Monday, March 8, 2010

As if Mondays aren't bad enough already, my Mondays are always the longest, most tiring days of my week. I have four classes on Mondays - and in earlier semesters I've never had more than two classes in one day. World Lit, break. English lit, break. Creative Writing, break. Honors class. And today, I and another girl in my honors class are co-leading, which I'm a little nervous about but not nervous enough to really do anything else beforehand (although I may look over the readings again and jot down a few back-up discussion questions, just in case). My partner has never seemed too worried about the whole thing, so I'm following her lead.

I feel like I'm just doing work all day on Mondays. Most of the time I use my breaks in between classes to catch up on some reading I didn't finish, or edit whatever is due in Creative Writing that day. It takes about ten minutes to get from class to class because the campus is so huge, so a big chunk of my time is spent just commuting. At the end of the day, I'm mentally and physically exhausted.

On a sort-of related note, I'm going to post one of the exercises I did for Creative Writing today. We're focusing on setting, so the instructions for this particular exercise were to take a typical scene from your childhood and write about it using the long-shot, middle-shot, close-up method. If you're unfamiliar, it's basically a technique in which you begin describing your scene in a broad sense ("it was summer of 1995"), zoom in a little to the middle shot range ("the street in front of our midwestern house was deserted as usual") and then end on a tightly focused image ("I squirmed in my chair at the lemonade stand, shifting my legs every few minutes to unstick them from the hot plastic"). I don't know if those are the best examples (since I just made them up on the spot), but hopefully you get the picture.

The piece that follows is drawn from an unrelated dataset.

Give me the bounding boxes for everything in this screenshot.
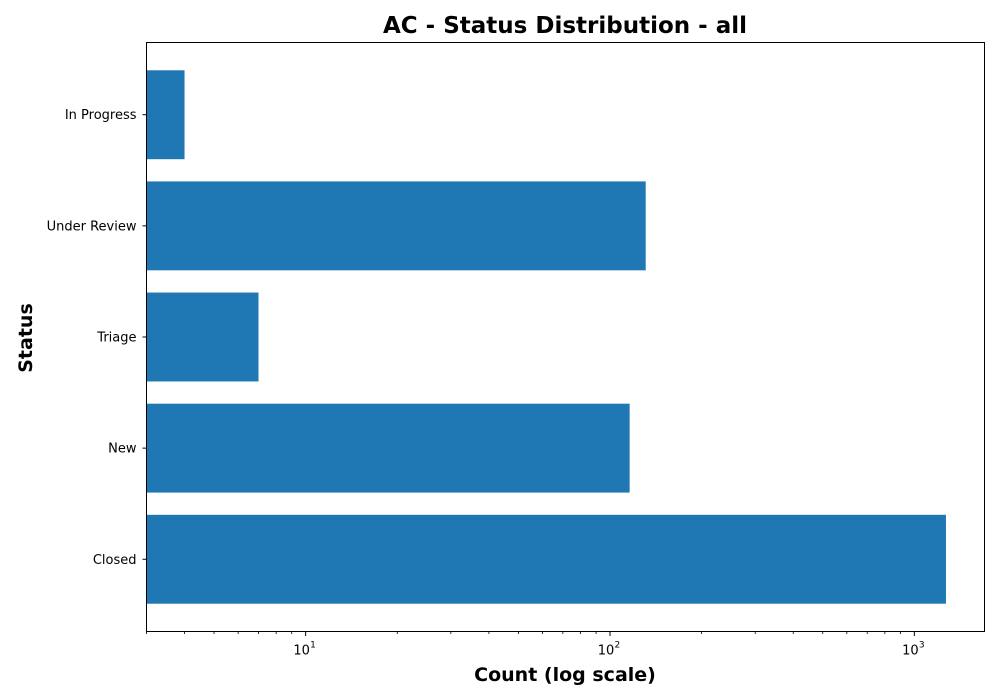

Here's my piece. Honestly, it's probably my favorite bit of writing that I've done for this class so far.
The campus baked in the mid-afternoon sun, empty playground equipment and the metal sheeting of low-cost portables wobbling in the heat waves. There’s no bell, just a clock in every room watched by the teachers, and watched more closely by the students. At three o’clock it’s finally time, and we dart out of the low-ceilined classrooms, sneakers shuffling over the blue carpet and out onto the asphalt and dirt. Some parents are already idling in the pick-up line, and their corresponding students separate from the sticky herd, beckoned by air-conditioned vehicles. The rest of us make our way around to the backside of one of the buildings near the parking lot, a designated space of ground separated from the cars by a chain-link fence. I drop my purple backpack in the shade of the building, myself following. I wait, playing tic-tac-toe against no one, digging moats and constructing cities for ants until my mother’s minivan joins the cue of cars, kicking up dust, gravel crunching beneath the tires.